Ethos (Credibility), or ethical appeal, means convincing by the character of the author.
Pathos (Emotional) means persuading by appealing to the reader’s emotions.
Logos(Logical) means persuading by the use of reasoning.
A rhetorical analysis also looks at the structure of a text in order to examine how the various parts of the text build upon and are shaped by one another.
In-class practice:
Consider the following sample passages from several different genres. Read through and discuss the characteristics that you think identify each passage as belonging to its specific genre. Make a list of those characteristics.
A) As we shall discover, McCarthy’s fiction, especially The Road, engages a pseudoscientific approach to mythic, often apocalyptic, themes and seeks to efface contemporary understandings of science. The problem with a work of fiction engaging with this relativism lies in its cultural influence—the prizewinning work of a MacArthur “genius” grant holder serves to further popularize such relativistic approaches to science and to obscure traditional science. (Thiess 533) [academic scholarly journal]
B) The fundamental story of climate change is simple. Human behavior provoked a change in the weather, unleashing, among other effects, dangerous storms. This story should sound familiar. It’s one of the oldest narratives in the human repository. The tale of Noah’s ark is just one variation on the ancient flood myth, in which a deity annihilates the human race for its sins.
Of course, to primitive people, fierce weather must have demanded explanation, and human wickedness supplied a readily available answer. Their more enlightened descendants knew better. They identified other causes: pressure systems and cold fronts and the like. They knew that human actions could not influence the weather. (Tuhus-Dubrow 60) [popular trade journal]

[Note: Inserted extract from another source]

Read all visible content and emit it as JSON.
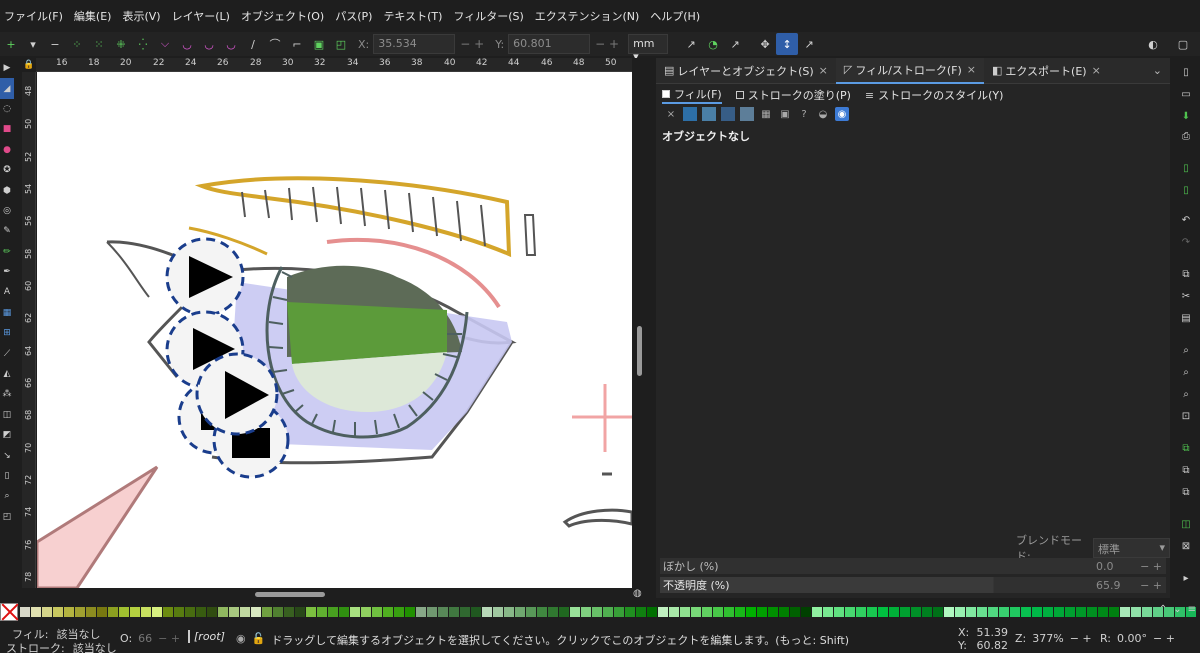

C) Beard was not wholly skeptical about climate change. It was one in a list of issues, of looming sorrows, that made up the background to the news, and he read about it, vaguely deplored it, and expected governments to meet and take action. And of course he knew that a molecule of carbon dioxide absorbed energy in the infrared range, and that humankind was putting these molecules into the atmosphere in significant quantities. But he himself had other things to think about. And he was unimpressed by some of the wild commentary that suggested that the world was in peril, that humankind was drifting toward calamity, when coastal cities would disappear under the waves. (McEwan 16-17) [novel]
Part 2
For this rhetorical analysis, instructors will provide students with four different kinds of texts (a blog, an editorial, a scholarly journal article, and a work of fiction, all of which are included in these materials). All students will read all four texts, but will only be required to write an analysis about one text (instructors will divide the class) and students will answer the following questions about their specific text:
1. Identify the type of text (scholarly peer-reviewed article, trade article, work of literature, etc.) from which the passages are taken. How can you tell the type of text?
2. Who is the audience for this text (and how can you tell)?
3. What is the text doing (explaining something, arguing something, describing something)?
4. Discuss the way that the text engages with climate change (cite specific words and phrases for support) and the text’s utilization of ethos, pathos, and logos.